Wednesday, March 23, 2005

WHY IT ISN'T ALWAYS GOOD TO TALK TO THE PRESS ABOUT YOUR INVENTIVE ACTIVITY: Tony Redekas and his son Gary, have developed a device that modifies ladders, allowing them to remain stable and upright no matter how uneven the ground below it is.

The Redekas are not alone in their invention; several other leveling devices exist for ladders of various types. While the two men acknowledge that their device is not alone in the market, they vigorously assert that it is the best."You started seeing levelers all the time," Tony and Gary Redekas said. "Basically they were all the same idea: two legs with holes." The two inventors describe this design as inherently faulty.
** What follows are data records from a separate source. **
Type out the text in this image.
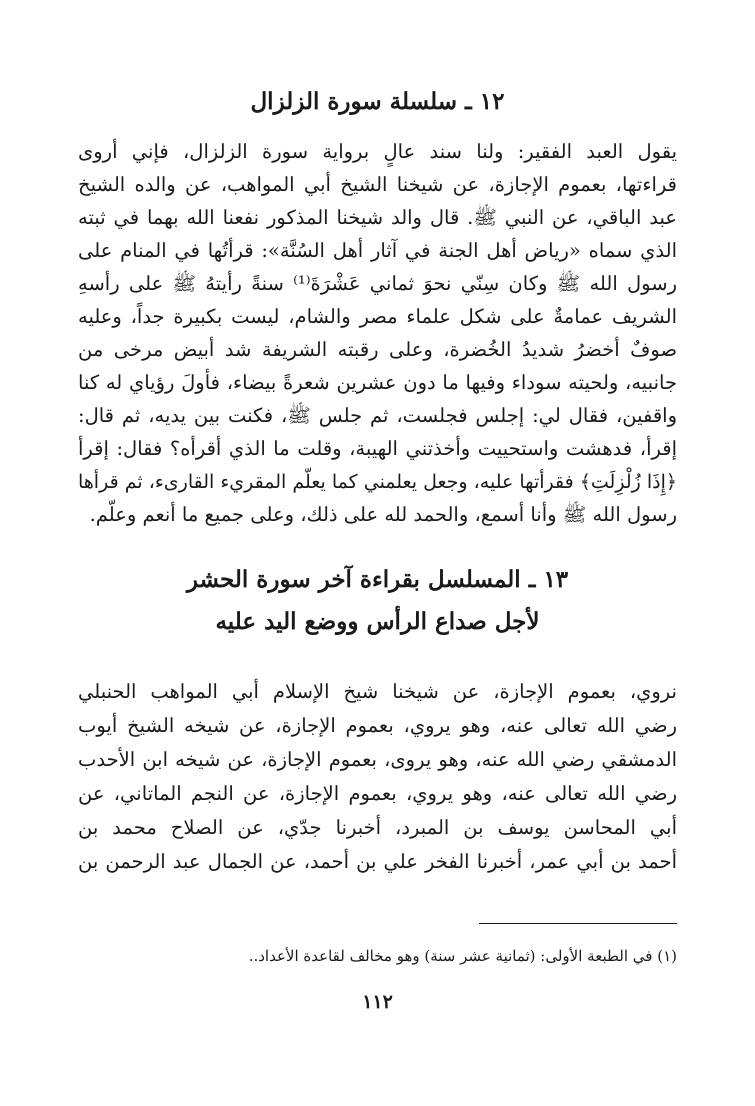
١٢ ـ سلسلة سورة الزلزال
يقول العبد الفقير: ولنا سند عالٍ برواية سورة الزلزال، فإني أروى
قراءتها، بعموم الإجازة، عن شيخنا الشيخ أبي المواهب، عن والده الشيخ
عبد الباقي، عن النبي ﷺ. قال والد شيخنا المذكور نفعنا الله بهما في ثبته
الذي سماه «رياض أهل الجنة في آثار أهل السُنَّة»: قرأتُها في المنام على
رسول الله ﷺ وكان سِنّي نحوَ ثماني عَشْرَةَ⁽¹⁾ سنةً رأيتهُ ﷺ على رأسهِ
الشريف عمامةٌ على شكل علماء مصر والشام، ليست بكبيرة جداً، وعليه
صوفٌ أخضرُ شديدُ الخُضرة، وعلى رقبته الشريفة شد أبيض مرخى من
جانبيه، ولحيته سوداء وفيها ما دون عشرين شعرةً بيضاء، فأولَ رؤياي له كنا
واقفين، فقال لي: إجلس فجلست، ثم جلس ﷺ، فكنت بين يديه، ثم قال:
إقرأ، فدهشت واستحييت وأخذتني الهيبة، وقلت ما الذي أقرأه؟ فقال: إقرأ
﴿إِذَا زُلْزِلَتِ﴾ فقرأتها عليه، وجعل يعلمني كما يعلّم المقريء القارىء، ثم قرأها
رسول الله ﷺ وأنا أسمع، والحمد لله على ذلك، وعلى جميع ما أنعم وعلّم.
١٣ ـ المسلسل بقراءة آخر سورة الحشر
لأجل صداع الرأس ووضع اليد عليه
نروي، بعموم الإجازة، عن شيخنا شيخ الإسلام أبي المواهب الحنبلي
رضي الله تعالى عنه، وهو يروي، بعموم الإجازة، عن شيخه الشيخ أيوب
الدمشقي رضي الله عنه، وهو يروى، بعموم الإجازة، عن شيخه ابن الأحدب
رضي الله تعالى عنه، وهو يروي، بعموم الإجازة، عن النجم الماتاني، عن
أبي المحاسن يوسف بن المبرد، أخبرنا جدّي، عن الصلاح محمد بن
أحمد بن أبي عمر، أخبرنا الفخر علي بن أحمد، عن الجمال عبد الرحمن بن
(١) في الطبعة الأولى: (ثمانية عشر سنة) وهو مخالف لقاعدة الأعداد..
١١٢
A leveler which works through a series of holes with a peg basically has just a series of settings, Gary Redekas explained. The device could not accommodate a need for any height which did not match one of these settings.
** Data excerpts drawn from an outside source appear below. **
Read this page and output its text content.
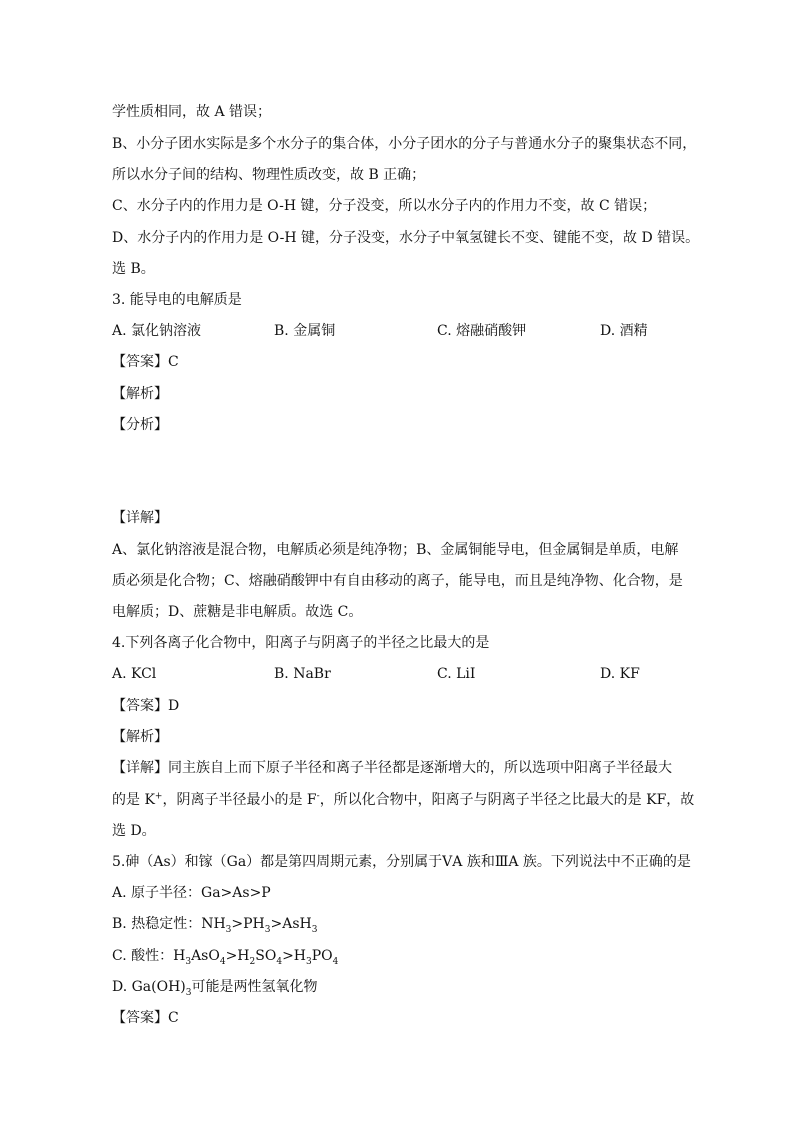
学性质相同，故 A 错误；
B、小分子团水实际是多个水分子的集合体，小分子团水的分子与普通水分子的聚集状态不同，
所以水分子间的结构、物理性质改变，故 B 正确；
C、水分子内的作用力是 O-H 键，分子没变，所以水分子内的作用力不变，故 C 错误；
D、水分子内的作用力是 O-H 键，分子没变，水分子中氧氢键长不变、键能不变，故 D 错误。
选 B。
3. 能导电的电解质是
A. 氯化钠溶液	B. 金属铜	C. 熔融硝酸钾	D. 酒精
【答案】C
【解析】
【分析】
【详解】
A、氯化钠溶液是混合物，电解质必须是纯净物；B、金属铜能导电，但金属铜是单质，电解
质必须是化合物；C、熔融硝酸钾中有自由移动的离子，能导电，而且是纯净物、化合物，是
电解质；D、蔗糖是非电解质。故选 C。
4.下列各离子化合物中，阳离子与阴离子的半径之比最大的是
A. KCl	B. NaBr	C. LiI	D. KF
【答案】D
【解析】
【详解】同主族自上而下原子半径和离子半径都是逐渐增大的，所以选项中阳离子半径最大
的是 K+，阴离子半径最小的是 F-，所以化合物中，阳离子与阴离子半径之比最大的是 KF，故
选 D。
5.砷（As）和镓（Ga）都是第四周期元素，分别属于ⅤA 族和ⅢA 族。下列说法中不正确的是
A. 原子半径：Ga>As>P
B. 热稳定性：$NH_3>PH_3>AsH_3$
C. 酸性：$H_3AsO_4>H_2SO_4>H_3PO_4$
D. $Ga(OH)_3$可能是两性氢氧化物
【答案】C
Having designed their ladder leveler to use a turned clamp, rather than a series of holes, the two men believe that they have solved this shortcoming.

- Now for the kicker:

According to Gary Redekas he and his dad designed their device about five years ago, needing only a month to create the simple design which they use.
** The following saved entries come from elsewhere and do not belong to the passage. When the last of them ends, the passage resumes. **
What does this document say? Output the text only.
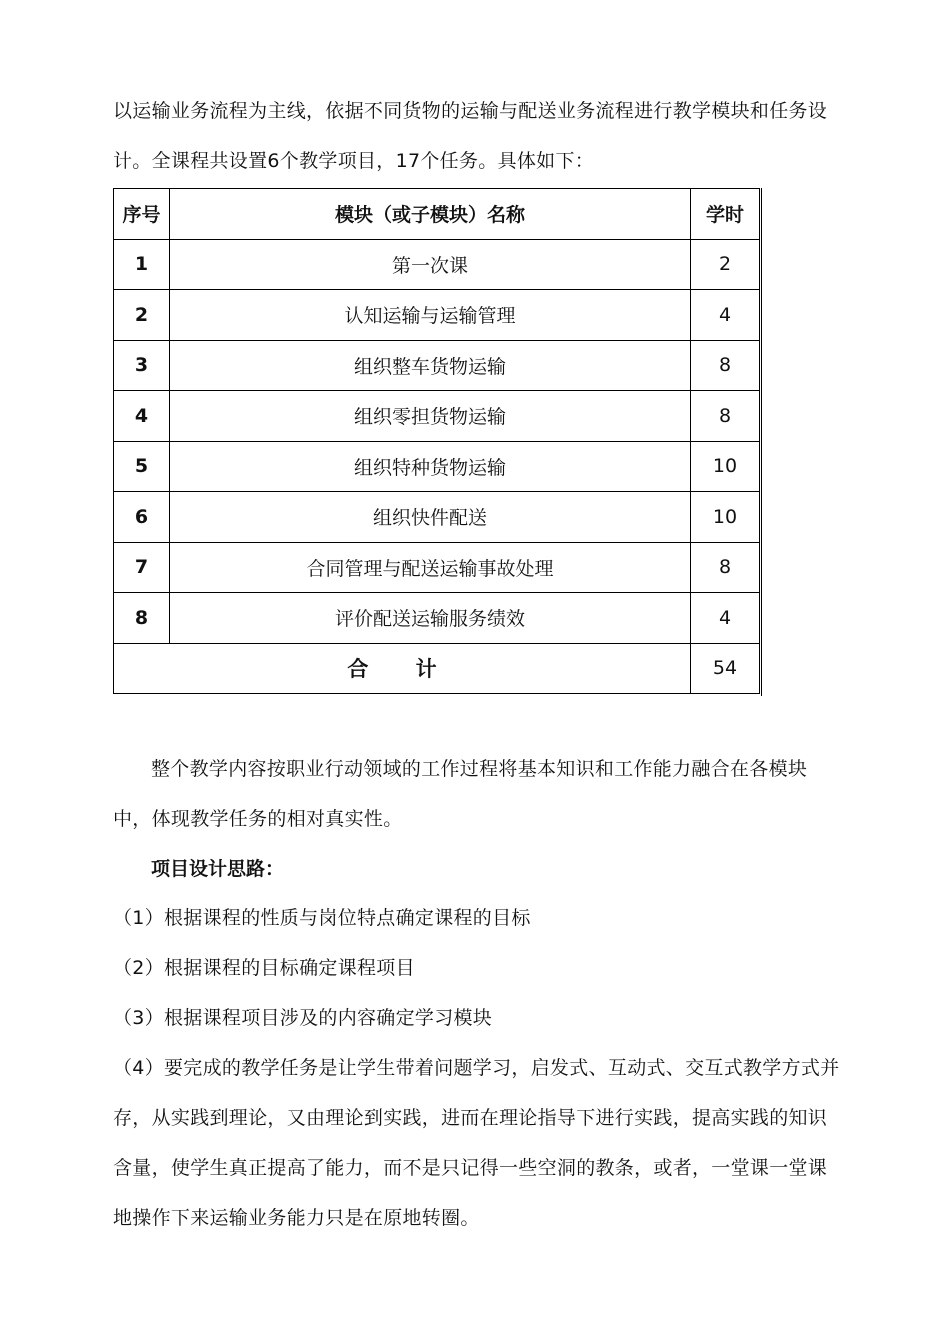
以运输业务流程为主线，依据不同货物的运输与配送业务流程进行教学模块和任务设计。全课程共设置6个教学项目，17个任务。具体如下：

序号	模块（或子模块）名称	学时
1	第一次课	2
2	认知运输与运输管理	4
3	组织整车货物运输	8
4	组织零担货物运输	8
5	组织特种货物运输	10
6	组织快件配送	10
7	合同管理与配送运输事故处理	8
8	评价配送运输服务绩效	4
合 计		54

整个教学内容按职业行动领域的工作过程将基本知识和工作能力融合在各模块中，体现教学任务的相对真实性。

项目设计思路：

（1）根据课程的性质与岗位特点确定课程的目标

（2）根据课程的目标确定课程项目

（3）根据课程项目涉及的内容确定学习模块

（4）要完成的教学任务是让学生带着问题学习，启发式、互动式、交互式教学方式并存，从实践到理论，又由理论到实践，进而在理论指导下进行实践，提高实践的知识含量，使学生真正提高了能力，而不是只记得一些空洞的教条，或者，一堂课一堂课地操作下来运输业务能力只是在原地转圈。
"We worked on it years ago, but we didn’t do anything with it for a long time," Gary Redekas said. "We let it sit for several years without doing anything with it."

Last May, the two men say, they applied for and received a provisional patent. This protection, which lasts for one year, allows them to search for a manufacturer for their device.
- Now I understand that individual inventors and small start-ups need to generate "buzz" about their new products to attract VC money or to develop a manufacturing base, but are they being advised by an attorney? It would appear that they are not. First, as you probably already noticed, there is no such thing as a "provisional patent," but only a "provisional application," and the only "protection" received by the provisional application is that against prior art that can be asserted against the application after its filing date. You can't enforce a provisional application.

And why are they publicly disclosing matters related to conception and reduction to practice? Announcing to the world that you conceived of the invention well over a year before the filing date of the provisional application is just plain foolish. In fact, that quote could very well serve to undermine any non-provisional applications that spawn from the provisional. Seeing a quote like that would send any patent litigator into a gleeful frenzy of invalidity arguments and discovery motions (I can't imagine that quote helping very much when it is brought to a judge's attention or blown up in 1000 point font in front of a jury).

Thus the lesson of the day: if you're pursuing patent protection, anything you say can and will be used against you.